La requête des habitants de Québec à Lord Durham (1838)
La nomination de Durham
Les événements de 1837 avaient provoqué, à Londres, de violents débats sur le Canada. Ces débats aboutirent à la suspension de la Constitution du Bas-Canada pour trois ans et à la nomination d’un commissaire qui enquêterait sur l’état de la colonie. Lord Durham accepta ce poste. Le 30 mars 1838, il recevait une commission de capitaine général et de gouverneur en chef. De plus, Durham était commis, avec le titre de haut-commissaire royal, pour trouver une solution aux problèmes du Haut et du Bas-Canada relativement à leur gouvernement futur. Le 29 mai, Lord Durham débarquait à Québec.
Durham créa le 28 juin un nouveau conseil spécial dont les membres, tous étrangers au Canada, furent choisis dans la flotte, l’armée ou l’entourage du gouverneur. L’activité de Durham avait été jusqu’ici débordante. Mais, dans la poursuite de son œuvre de pacification, Durham se heurtait à un mur : le problème des prisonniers politiques, encore nombreux. Le crime légal des citoyens pris les armes à la main était certain; l’instruction de procès menaçait néanmoins de réchauffer à nouveau les esprits. Cependant, une bonne partie de la population anglaise restée fidèle au gouvernement réclamait l’application de peines très sévères à l’endroit des rebelles. Pour assurer le succès de sa mission au Canada, Durham devait trouver immédiatement une solution qui contenterait toutes les parties en cause.

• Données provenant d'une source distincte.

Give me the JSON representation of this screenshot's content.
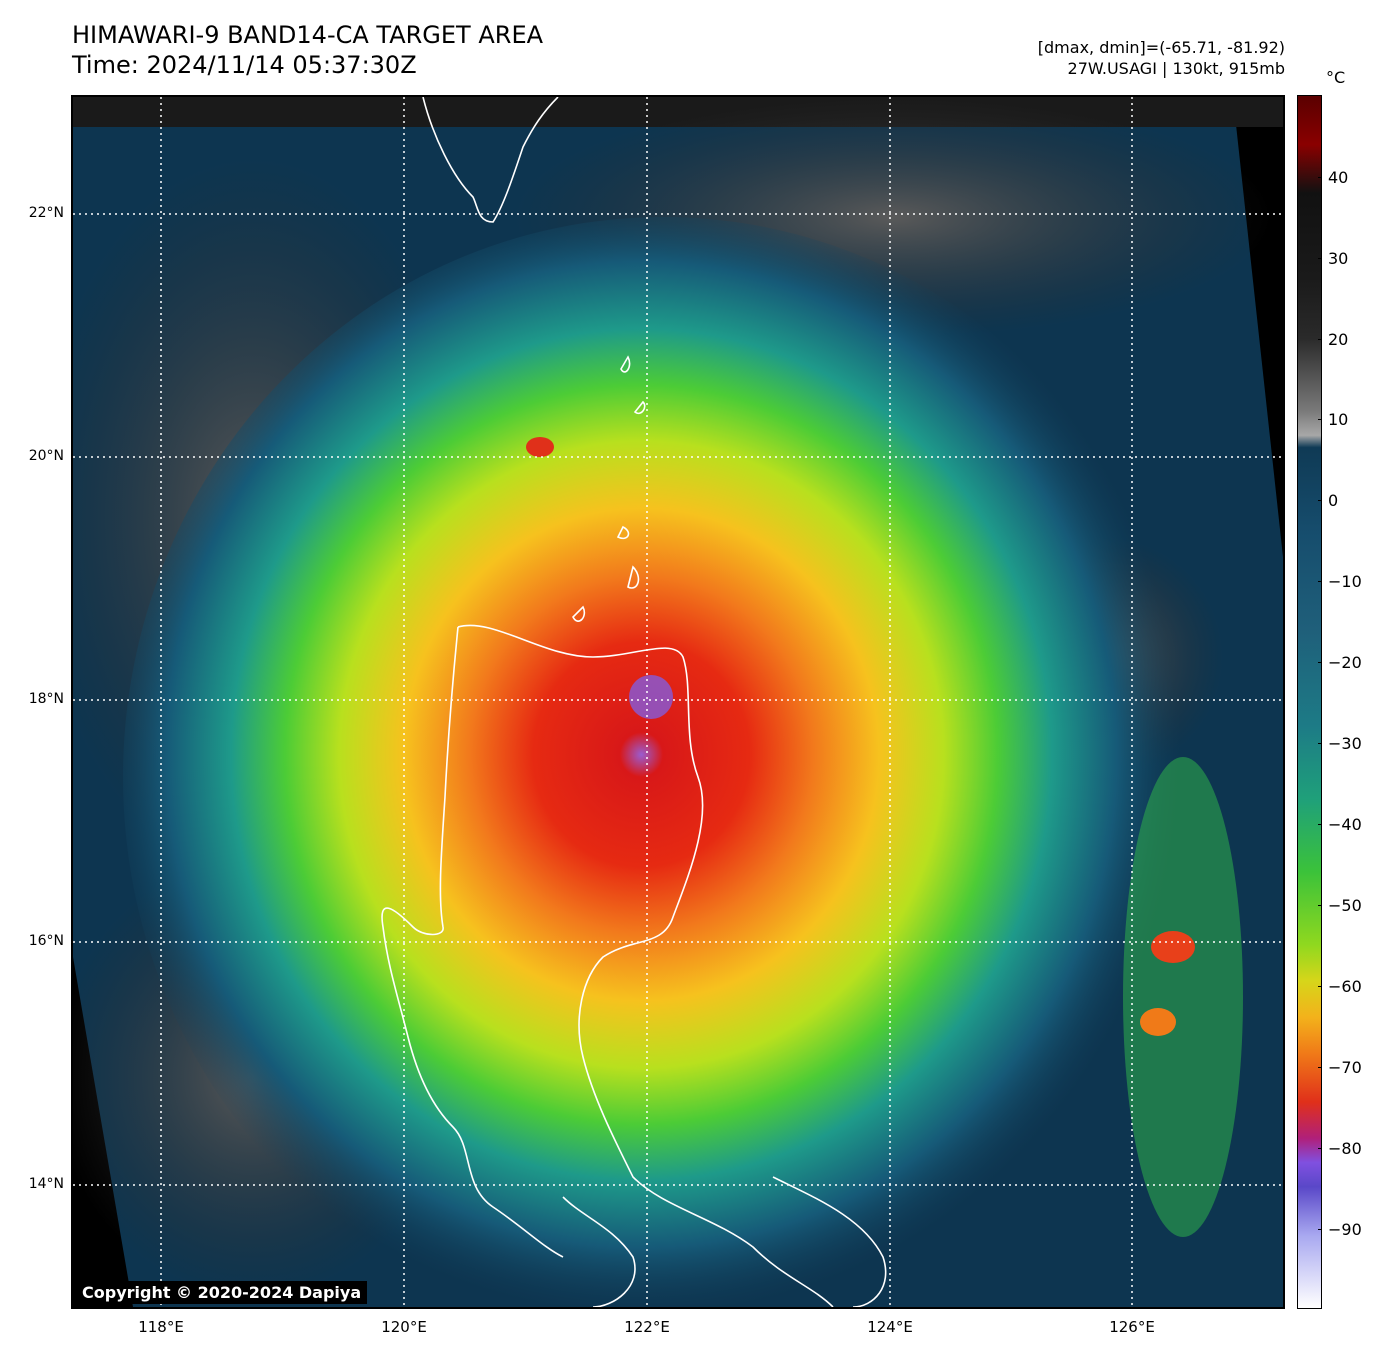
{
  "header": {
    "title_line1": "HIMAWARI-9 BAND14-CA TARGET AREA",
    "title_line2": "Time: 2024/11/14 05:37:30Z",
    "range_text": "[dmax, dmin]=(-65.71, -81.92)",
    "storm_text": "27W.USAGI | 130kt, 915mb"
  },
  "map": {
    "copyright": "Copyright © 2020-2024 Dapiya",
    "lat_labels": [
      "22°N",
      "20°N",
      "18°N",
      "16°N",
      "14°N"
    ],
    "lon_labels": [
      "118°E",
      "120°E",
      "122°E",
      "124°E",
      "126°E"
    ]
  },
  "colorbar": {
    "unit": "°C",
    "ticks": [
      "40",
      "30",
      "20",
      "10",
      "0",
      "−10",
      "−20",
      "−30",
      "−40",
      "−50",
      "−60",
      "−70",
      "−80",
      "−90"
    ]
  }
}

Une solution désavouée par les autorités anglaises
Durham imagina de convaincre les principaux chefs de l’insurrection de plaider leur culpabilité et de se remettre à la discrétion de l’exécutif. Dès qu’il fut en possession d’une lettre à cet effet, Durham forma son conseil spécial, le 28 juin, et fit approuver, le même jour, une ordonnance qui décidait du sort des principaux prisonniers politiques impliqués dans les troubles de l’année précédente.
Par cette ordonnance, huit détenus étaient exilés aux Bermudes et devenaient passibles de la peine capitale s’ils revenaient sans la permission du gouverneur. Quant aux patriotes réfugiés à l’étranger, et contre qui on avait émis des mandats d’arrestation pour trahison, ils encouraient également la peine de mort, advenant leur retour au pays sans l’autorisation du gouverneur. Exilés et fugitifs pourraient néanmoins, si les autorités de la province le jugeaient à propos, rentrer au pays à la condition de donner des cautions.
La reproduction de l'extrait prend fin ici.